我在以下着色器代码上获得了太多指令槽:
float2 texture_size;
float4x4 matrixTransform;
const static float coef = 2.0;
const static float3 yuv_weighted = float3(14.352, 28.176, 5.472);
sampler decal : register(s0);
float4 df(float4 A, float4 B)
{
return abs(float4(A.x - B.x, A.y - B.y, A.z - B.z, A.w - B.w));
}
float4 weighted_distance(float4 a, float4 b, float4 c, float4 d, float4 e, float4 f, float4 g, float4 h)
{
return (df(a, b) + df(a, c) + df(d, e) + df(d, f) + 4.0 * df(g, h));
}
float4 main_vertex(inout float4 color : COLOR0, inout float2 texCoord : TEXCOORD0, inout float4 position : POSITION0) : TEXCOORD1
{
float2 ps = float2(1.0 / texture_size.x, 1.0 / texture_size.y);
float4 t1;
t1.xy = float2(ps.x, 0); // F
t1.zw = float2(0, ps.y); // H
position = mul(position, matrixTransform);
return t1;
}
/* FRAGMENT SHADER */
float4 main_fragment(float4 p : POSITION0, float2 tex0 : TEXCOORD0, float4 tex1 : TEXCOORD1) : COLOR0
{
bool4 edr, edr_left, edr_up, px; // px = pixel, edr = edge detection rule
bool4 ir_lv1, ir_lv2_left, ir_lv2_up;
bool4 nc; // new_color
bool4 fx, fx_left, fx_up; // inequations of straight lines.

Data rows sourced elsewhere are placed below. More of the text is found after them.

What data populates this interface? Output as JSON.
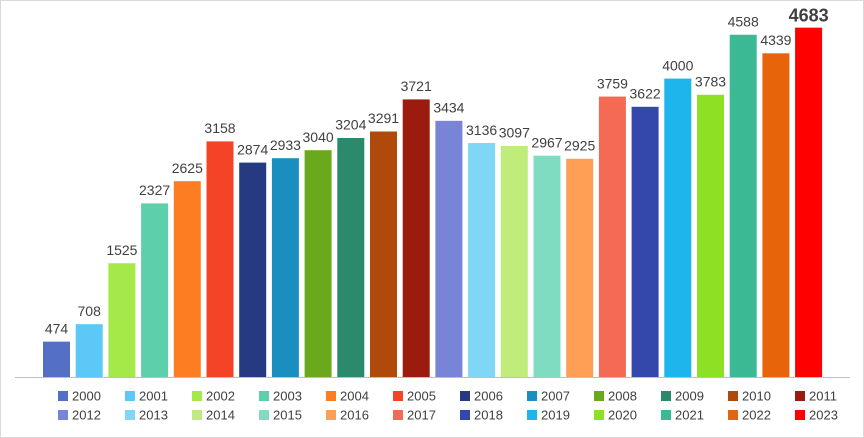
{
  "chart_data": {
    "type": "bar",
    "categories": [
      "2000",
      "2001",
      "2002",
      "2003",
      "2004",
      "2005",
      "2006",
      "2007",
      "2008",
      "2009",
      "2010",
      "2011",
      "2012",
      "2013",
      "2014",
      "2015",
      "2016",
      "2017",
      "2018",
      "2019",
      "2020",
      "2021",
      "2022",
      "2023"
    ],
    "values": [
      474,
      708,
      1525,
      2327,
      2625,
      3158,
      2874,
      2933,
      3040,
      3204,
      3291,
      3721,
      3434,
      3136,
      3097,
      2967,
      2925,
      3759,
      3622,
      4000,
      3783,
      4588,
      4339,
      4683
    ],
    "colors": [
      "#5470c6",
      "#5bc8f5",
      "#a4e84a",
      "#5dcfaa",
      "#fd7e22",
      "#f44326",
      "#253a80",
      "#1a8fbf",
      "#6aa91c",
      "#2b8a6b",
      "#b04a0a",
      "#9b1c0e",
      "#7885d6",
      "#7fd6f5",
      "#bfec7a",
      "#80dcc0",
      "#ff9e55",
      "#f46a55",
      "#3348aa",
      "#1eb4ec",
      "#8ee024",
      "#3ab994",
      "#e8640a",
      "#ff0000"
    ],
    "ylim": [
      0,
      5000
    ]
  }
}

float2 fp = frac(tex0 * texture_size);
float2 dx = tex1.xy;
float2 dy = tex1.zw;
float3 A = tex2D(decal, tex0 - dx - dy).xyz;
float3 B = tex2D(decal, tex0 - dy).xyz;
float3 C = tex2D(decal, tex0 + dx - dy).xyz;
float3 D = tex2D(decal, tex0 - dx).xyz;
float3 E = tex2D(decal, tex0).xyz;
float3 F = tex2D(decal, tex0 + dx).xyz;
float3 G = tex2D(decal, tex0 - dx + dy).xyz;
float3 H = tex2D(decal, tex0 + dy).xyz;
float3 I = tex2D(decal, tex0 + dx + dy).xyz;
float3 A1 = tex2D(decal, tex0 - dx - 2.0 * dy).xyz;
float3 C1 = tex2D(decal, tex0 + dx - 2.0 * dy).xyz;
float3 A0 = tex2D(decal, tex0 - 2.0 * dx - dy).xyz;
float3 G0 = tex2D(decal, tex0 - 2.0 * dx + dy).xyz;
float3 C4 = tex2D(decal, tex0 + 2.0 * dx - dy).xyz;
float3 I4 = tex2D(decal, tex0 + 2.0 * dx + dy).xyz;
float3 G5 = tex2D(decal, tex0 - dx + 2.0 * dy).xyz;
float3 I5 = tex2D(decal, tex0 + dx + 2.0 * dy).xyz;
float3 B1 = tex2D(decal, tex0 - 2.0 * dy).xyz;
float3 D0 = tex2D(decal, tex0 - 2.0 * dx).xyz;
float3 H5 = tex2D(decal, tex0 + 2.0 * dy).xyz;
float3 F4 = tex2D(decal, tex0 + 2.0 * dx).xyz;
float4 b = mul(float4x3(B, D, H, F), yuv_weighted);
float4 c = mul(float4x3(C, A, G, I), yuv_weighted);
float4 e = mul(float4x3(E, E, E, E), yuv_weighted);
float4 d = b.yzwx;
float4 f = b.wxyz;
float4 g = c.zwxy;
float4 h = b.zwxy;
float4 i = c.wxyz;
float4 i4 = mul(float4x3(I4, C1, A0, G5), yuv_weighted);
float4 i5 = mul(float4x3(I5, C4, A1, G0), yuv_weighted);
float4 h5 = mul(float4x3(H5, F4, B1, D0), yuv_weighted);
float4 f4 = h5.yzwx;
float4 Ao = float4(1.0, -1.0, -1.0, 1.0);
float4 Bo = float4(1.0, 1.0, -1.0, -1.0);
float4 Co = float4(1.5, 0.5, -0.5, 0.5);
float4 Ax = float4(1.0, -1.0, -1.0, 1.0);
float4 Bx = float4(0.5, 2.0, -0.5, -2.0);
float4 Cx = float4(1.0, 1.0, -0.5, 0.0);
float4 Ay = float4(1.0, -1.0, -1.0, 1.0);
float4 By = float4(2.0, 0.5, -2.0, -0.5);
float4 Cy = float4(2.0, 0.0, -1.0, 0.5);
// These inequations define the line below which interpolation occurs.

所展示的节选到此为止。